Many years later, in researching my father's life, I asked Cliff Langley, Doc's co-corpsman, about the discovery of Iggy's body. Langley told me it looked to him as though Ralph Ignatowski had endured just about every variety of physical cruelty imaginable.

"Both his arms were fractured," Langley said. "They just hung there, there like arms on a broken doll. He had been bayoneted repeatedly. The back of his head had been smashed in."

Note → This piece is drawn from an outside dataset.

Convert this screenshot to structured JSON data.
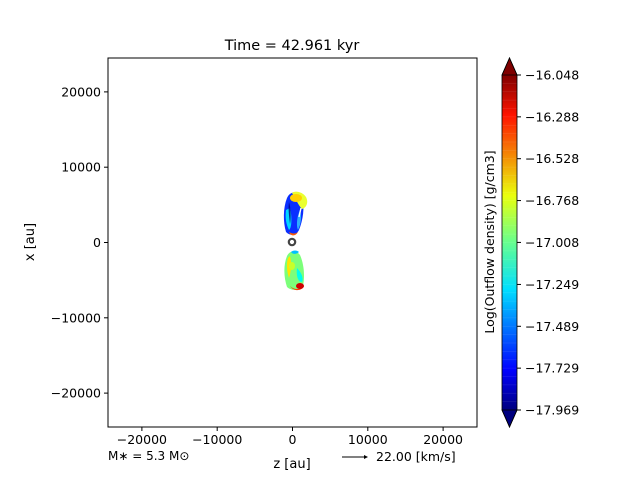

Other eyewitness reports further indicated that Ignatowski had been tortured in the cave by the Japanese for three days, during which time they also cut out his eyes, cut off his ears, smashed in his teeth and skull. He had several wounds to his stomach, which had been repeatedly stabbed with a bayonet. As a final insult, his genitalia was severed and stuffed into his mouth.

====Burial====
Ignatowski's remains were initially interred with military honors in Grave 1201, Row 11, Plot 5, 5th Marine Division Cemetery, Iwo Jima. In 1949, his body was exhumed and reinterred at the Rock Island National Cemetery in Illinois.

==Military awards==
Pvt. Ignatowski is entitled to the following military awards:

| * Purple Heart Medal with one 5/16" Gold Star * Combat Action Ribbon* * Navy Presidential Unit Citation * American Campaign Medal * Asiatic-Pacific Campaign Medal with one 3/16" bronze star * World War II Victory Medal |

==Legacy==
- The AMVETS Ralph A. Ignatowski Memorial Post 60, Oak Creek, Wisconsin, was officially dedicated on June 3, 1956.
- Ralph Ignatowski, portrayed by English actor Jamie Bell, appears in the 2006 movie Flags of Our Fathers, directed and co-produced by Clint Eastwood. The movie, taken from the book of the same title, includes opening scenes of Ignatowski on the ship going to Iwo Jima, scenes on Iwo Jima, and scenes of "Doc" Bradley's (played by Ryan Phillippe) battlefield search for his Marine buddy "Iggy" (Ignatowski) who seems to have disappeared. In the movie, Pfc. Ignatowski's corpse is found, but its condition is only alluded to. The movie viewer never sees his body. Bradley constantly asks during the film, "Where is he?", as he flashbacks searching for "Iggy" on the battlefield.
- "Iggy" is also presumed to be seen in the film, Letters from Iwo Jima, given that in one scene, a captured marine is seen being beaten and bayoneted to death by Japanese soldiers. Furthermore, the said film is a companion piece to Flags of our Fathers, which were both filmed back to back.